Victoria Tauli-Corpuz in Geneva, Switzerland wants work stopped on the Dakota Access pipeline, calling it a threat to drinking water supplies and some of the sacred sites of the Standing rock Sioux Tribe.

“The tribe was denied access to information and excluded from consultations at the planning stage of the project and environmental assessments failed to disclose the presence and proximity of the Standing Rock Sioux reservation,” said the envoy in a statement.

But one North Dakota federal doesn’t think all of the Indian protesters are as pure of heart as they claim to be, saying “the mindless and senseless criminal activity of the hooligans that chose to accompany the protest movement” acted out by a small and fractious percentage of the entourage at the Lake Oahe site along the pipeline.

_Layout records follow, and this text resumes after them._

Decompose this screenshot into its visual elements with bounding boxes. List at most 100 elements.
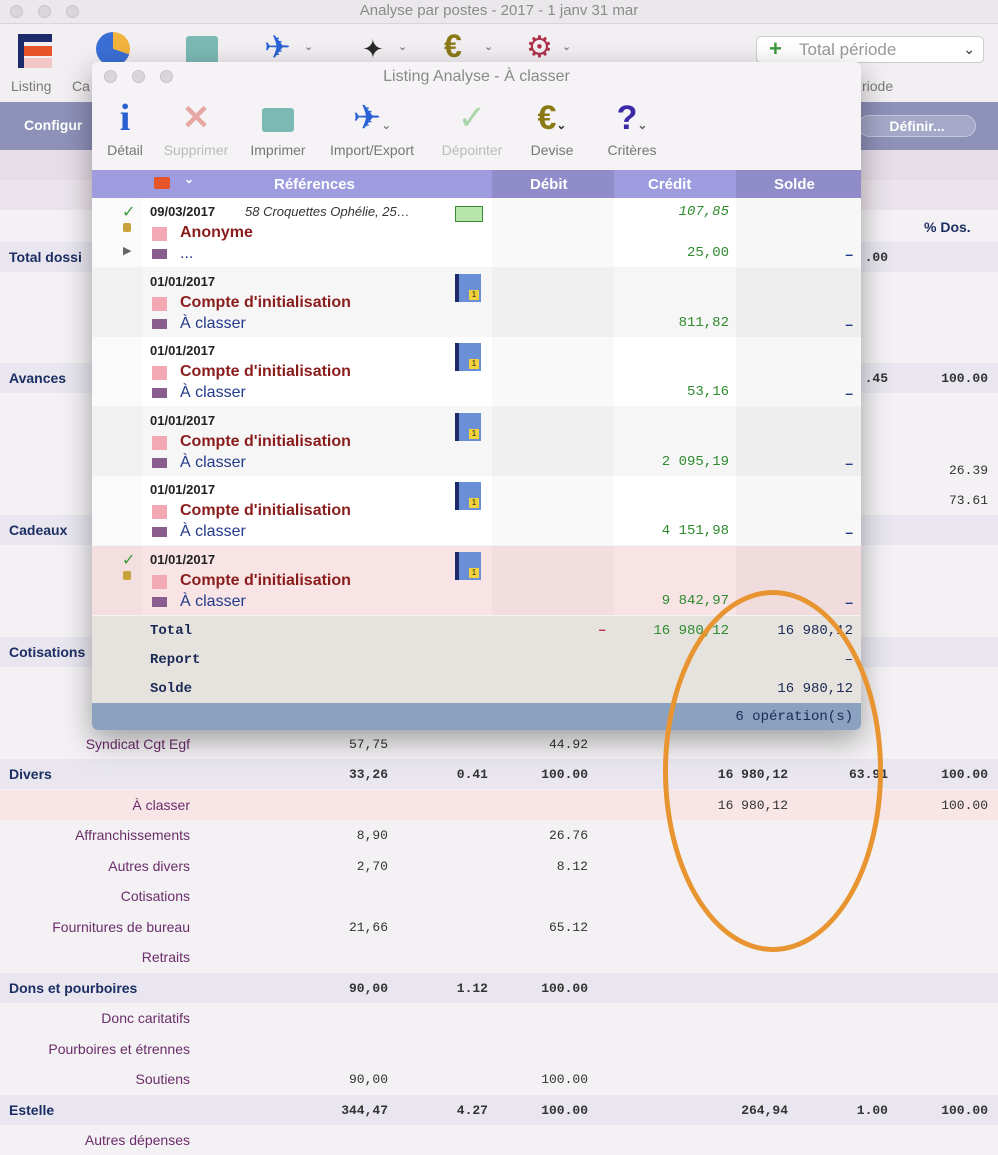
close-popup-button[interactable] bbox=[104, 70, 117, 83]
magic-icon[interactable]: ✦ bbox=[362, 34, 384, 65]
category-row[interactable]: Dons et pourboires 90,00 1.12 100.00 bbox=[0, 973, 998, 1003]
row-value-c5: .45 bbox=[864, 371, 888, 386]
row-value-c5: .00 bbox=[864, 250, 888, 265]
printer-icon bbox=[244, 98, 312, 140]
badge-icon: 1 bbox=[469, 567, 479, 578]
subcategory-row[interactable]: Pourboires et étrennes bbox=[0, 1034, 998, 1064]
payee-color-icon bbox=[152, 505, 167, 519]
delete-x-icon: ✕ bbox=[181, 99, 211, 137]
row-value-c3: 8.12 bbox=[556, 859, 588, 874]
lock-icon bbox=[123, 223, 131, 232]
subcategory-row[interactable]: Fournitures de bureau 21,66 65.12 bbox=[0, 912, 998, 942]
currency-button[interactable]: €⌄ Devise bbox=[526, 98, 578, 158]
row-label: Syndicat Cgt Egf bbox=[85, 736, 190, 752]
row-label: Soutiens bbox=[135, 1071, 190, 1087]
popup-table-header: ⌄ Références Débit Crédit Solde bbox=[92, 170, 861, 198]
printer-icon[interactable] bbox=[186, 36, 218, 64]
unpoint-button[interactable]: ✓ Dépointer bbox=[432, 98, 512, 158]
row-label: Total dossi bbox=[9, 249, 82, 265]
row-value-c1: 33,26 bbox=[348, 767, 388, 782]
row-value-c3: 100.00 bbox=[541, 1072, 588, 1087]
row-value-c6: 26.39 bbox=[948, 463, 988, 478]
detail-button[interactable]: i Détail bbox=[104, 98, 146, 158]
entry-category: ... bbox=[180, 245, 194, 262]
solde-dash: – bbox=[845, 454, 853, 471]
chevron-down-icon[interactable]: ⌄ bbox=[484, 40, 493, 53]
category-row[interactable]: Estelle 344,47 4.27 100.00 264,94 1.00 100.00 bbox=[0, 1095, 998, 1125]
chevron-down-icon[interactable]: ⌄ bbox=[184, 172, 194, 186]
row-label: Autres dépenses bbox=[84, 1132, 190, 1148]
column-header-solde[interactable]: Solde bbox=[774, 176, 815, 193]
subcategory-row[interactable]: Donc caritatifs bbox=[0, 1003, 998, 1033]
period-select[interactable]: + Total période ⌄ bbox=[756, 36, 984, 63]
category-folder-icon bbox=[152, 596, 167, 607]
listing-icon[interactable] bbox=[18, 34, 52, 68]
category-folder-icon bbox=[152, 388, 167, 398]
row-label: À classer bbox=[132, 797, 190, 813]
entry-payee: Anonyme bbox=[180, 224, 253, 241]
category-folder-icon bbox=[152, 249, 167, 259]
column-header-credit[interactable]: Crédit bbox=[648, 176, 691, 193]
define-button[interactable]: Définir... bbox=[858, 115, 976, 137]
row-value-c1: 344,47 bbox=[341, 1103, 388, 1118]
criteria-button[interactable]: ?⌄ Critères bbox=[598, 98, 666, 158]
entry-payee: Compte d'initialisation bbox=[180, 293, 351, 311]
entry-row[interactable]: 01/01/2017 Compte d'initialisation À class… bbox=[92, 476, 861, 545]
entry-credit-amount: 107,85 bbox=[678, 204, 729, 220]
row-label: Affranchissements bbox=[75, 827, 190, 843]
entry-category: À classer bbox=[180, 314, 246, 332]
configure-button[interactable]: Configur bbox=[24, 117, 82, 133]
entry-row[interactable]: 01/01/2017 Compte d'initialisation À class… bbox=[92, 267, 861, 337]
row-value-c4: 264,94 bbox=[741, 1103, 788, 1118]
subcategory-row[interactable]: Soutiens 90,00 100.00 bbox=[0, 1064, 998, 1094]
airplane-icon[interactable]: ✈ bbox=[264, 28, 291, 66]
row-value-c3: 26.76 bbox=[548, 828, 588, 843]
row-label: Dons et pourboires bbox=[9, 980, 138, 996]
subcategory-row[interactable]: Retraits bbox=[0, 942, 998, 972]
question-icon: ?⌄ bbox=[616, 99, 648, 137]
chevron-down-icon[interactable]: ⌄ bbox=[304, 40, 313, 53]
print-button[interactable]: Imprimer bbox=[244, 98, 312, 158]
close-window-button[interactable] bbox=[10, 5, 23, 18]
row-value-c2: 0.41 bbox=[456, 767, 488, 782]
entry-row[interactable]: 01/01/2017 Compte d'initialisation À class… bbox=[92, 406, 861, 476]
entry-description: 58 Croquettes Ophélie, 25… bbox=[245, 204, 410, 219]
import-export-button[interactable]: ✈⌄ Import/Export bbox=[320, 98, 424, 158]
column-header-debit[interactable]: Débit bbox=[530, 176, 568, 193]
gear-icon[interactable]: ⚙ bbox=[526, 30, 553, 65]
zoom-window-button[interactable] bbox=[66, 5, 79, 18]
entry-date: 01/01/2017 bbox=[150, 412, 216, 428]
row-value-c6: 100.00 bbox=[941, 767, 988, 782]
row-label: Autres divers bbox=[108, 858, 190, 874]
plus-icon: + bbox=[769, 36, 782, 61]
entry-row[interactable]: 09/03/2017 58 Croquettes Ophélie, 25… Anon… bbox=[92, 198, 861, 267]
euro-icon[interactable]: € bbox=[444, 28, 462, 65]
badge-icon: 1 bbox=[469, 498, 479, 508]
row-value-c1: 2,70 bbox=[356, 859, 388, 874]
subcategory-row[interactable]: Autres dépenses bbox=[0, 1125, 998, 1155]
row-value-c5: 1.00 bbox=[856, 1103, 888, 1118]
row-value-c6: 73.61 bbox=[948, 493, 988, 508]
entry-credit-amount: 53,16 bbox=[686, 384, 729, 400]
delete-button[interactable]: ✕ Supprimer bbox=[158, 98, 234, 158]
chevron-down-icon[interactable]: ⌄ bbox=[398, 40, 407, 53]
lock-icon bbox=[123, 570, 131, 580]
zoom-popup-button[interactable] bbox=[160, 70, 173, 83]
row-label: Fournitures de bureau bbox=[52, 919, 190, 935]
row-label: Donc caritatifs bbox=[101, 1010, 190, 1026]
row-value-c3: 100.00 bbox=[541, 981, 588, 996]
entry-row[interactable]: 01/01/2017 Compte d'initialisation À class… bbox=[92, 337, 861, 406]
entry-category: À classer bbox=[180, 453, 246, 471]
column-header-references[interactable]: Références bbox=[274, 176, 355, 193]
color-tag-icon[interactable] bbox=[154, 177, 170, 189]
window-title-bar: Analyse par postes - 2017 - 1 janv 31 ma… bbox=[0, 0, 998, 24]
entry-credit-amount: 4 151,98 bbox=[661, 523, 729, 539]
solde-dash: – bbox=[845, 524, 853, 540]
minimize-popup-button[interactable] bbox=[132, 70, 145, 83]
chevron-down-icon[interactable]: ⌄ bbox=[562, 40, 571, 53]
entry-payee: Compte d'initialisation bbox=[180, 571, 351, 589]
chart-pie-icon[interactable] bbox=[96, 32, 130, 66]
entry-payee: Compte d'initialisation bbox=[180, 363, 351, 380]
popup-title: Listing Analyse - À classer bbox=[383, 68, 570, 85]
minimize-window-button[interactable] bbox=[38, 5, 51, 18]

Judge Daniel Lee Hovland said some of the protesters engaged “in mindless and senseless criminal mayhem,” including vandalizing and defacing construction equipment, trespassing, obstruction work on the pipeline and verbal taunting, harassing and showing disrespect to members of the law enforcement community.”

The judge said it’s clear the protesters have already caused millions of dollars in damage and “to suggest that all of the protest activities to date have been “peaceful” and law-abiding defies common sense and reality.”

He said many of the instigators are from out-of-state and have political interests in the pipeline protest and hidden agendas vastly different and far removed from the legitimate interests of Native Americans of the Standing Rock Sioux Tribe.